Открытие мира в восемнадцать лет настолько потрясло Маратку, что он понял: мир достоин, чтобы быть запечатленным. И решил стать фотографом. Логично. Он завел себе «Зенит», зарядил пленку и начал всех фотографировать, хотя ему сильно мешали очки. Зашел как-то и к нам в общагу. Был май 1988-го, и мы писали так называемый майский альбом: играя на гитарах «Урал», стучали на коробках, которые заменяли нам барабаны, и орали дикие песни дикими голосами. Среди нас оказались и Вова Джаггер (Медведев Владимир Борисович), прозванный так из-за поразительного сходства с популярным исполнителем, и его жена Женька Бойко. Они были так милы, юны, блондинисты и счастливы, что мне немедленно зажглось их запечатлеть. Схватил Мараткин «Зенит» – выдержка, диафрагма, снято. И забыл об этом.

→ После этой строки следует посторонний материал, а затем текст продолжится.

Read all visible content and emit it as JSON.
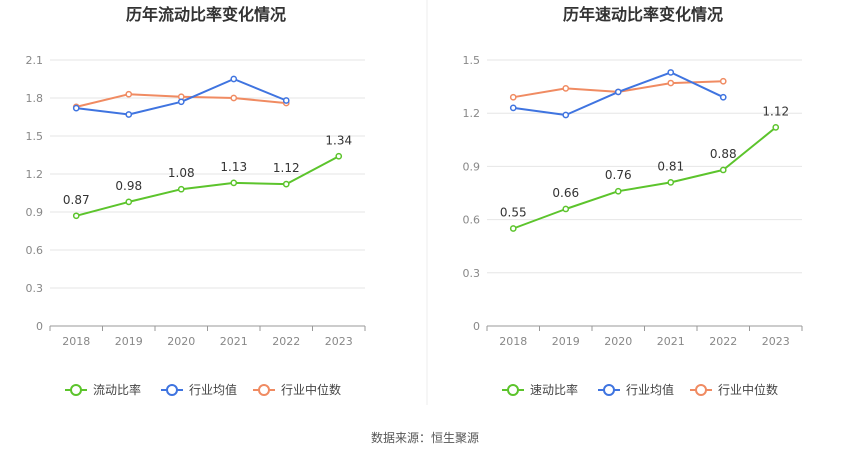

Вам весело, вы улыбаетесь и не стесняетесь себе в этом признаться, тогда как из белого, сияющего студне-киселеобразного пространства к вам приближается сумрачная фигура Маратки, рассматривающего только что проявленную пленку. Первая пленка представляла собой ровную серую ленту с практически незаметным прозрачным рисунком, но в середине ленты красовался ровный черно-белый квадратик – единственный четкий кадр, замершая фототень юности Вовы и Жени, нечаянно забредшая на негативы того, что снять невозможно, на негативы удивления миром.

Марат стал хорошим, профессиональным фотографом. У меня нет никаких сомнений в закономерности патологии зрения у фотографов. Они все очкастые. Или одноглазые. Или дальтоники. Вот и восполняют «третьим глазом». Фотоаппарат – это отдельная история. Я же вот какой опыт поимел с Мараткиного открытия. Несколько дней подряд, для эксперимента, я носил специальные очки, совершенно черные и плотно прилегающие к лицу. В них были сделаны узкие прорези, сквозь которые я видел лишь ничтожную часть обычного мира, да и то подвергнутую сильнейшей дифракции с интерференцией. Проходил я в них несколько дней, снимая лишь при наступлении темноты. Когда я наконец снял очки, то испытал сладостное и удивительное состояние. Мир, который меня привычно окружал, вдруг оказался лишь чередою ширм. Подул ветер, упали ширмы, и открылся огромный мир, незнакомый, приятно пугающий и манящий. Эйфория, сатори[3]. Чувствуешь? Нет? Тогда еще пример.

Похожее ощущение я испытал, когда мне было семь лет и меня с десятилетней сестрой оставили дома на вечер одних. История эта на самом деле про удивительное изобретение человечества – дверную цепочку. Мы недавно въехали в бывшую генеральскую квартиру, и нашу семью, привыкшую к бытовому социализму, изумляло это устройство на входной двери. И вот, уходя в гости, родители попросили нас закрыть дверь изнутри на цепочку. Мы закрылись, мы были послушными. Очень поздно раздался звонок. Мы бежим к двери:

– Кто там? В ответ пьяный голос:

– Открывайте, позовите родителей.

Я говорю:

– А родителей дома нет.

Он говорит:

– Открывайте дверь.

Строго так, по-взрослому. И я открыл дверь. Но открылась она ровно на цепочку. На площадке – здоровый пьяный грязный мужик с огромным топором.

– Открывай, – говорит.

Сестра звонко, по-пионерски, говорит:

– Уходите, родителей нет, вы пьяный, мы вам не откроем, уходите!

А он как заорет:

– Открыва-а-айте!

Топором замахивается и хвать по цепочке, чтобы разрубить. Цепочку-то не разрубил, а вот дверь, когда он потянул топор назад, захлопнулась. Мужик за дверью неистовствовал. Он рубил нашу крепкую дубовую дверь, которую нипочем не выбить, потому что она, единственная в подъезде, открывалась наружу. Я же, испугавшийся одного вида его, стоял одеревенелый от ужаса. Я был не способен даже пошевелить пальцем от сковавшего меня страха. Так в природе всякое существо, как потенциальная жертва, снабжено психологическим механизмом, защищающим от боли, когда ее ловят и пожирают. От нее откусывают, а ей не больно, она в защитном шоке.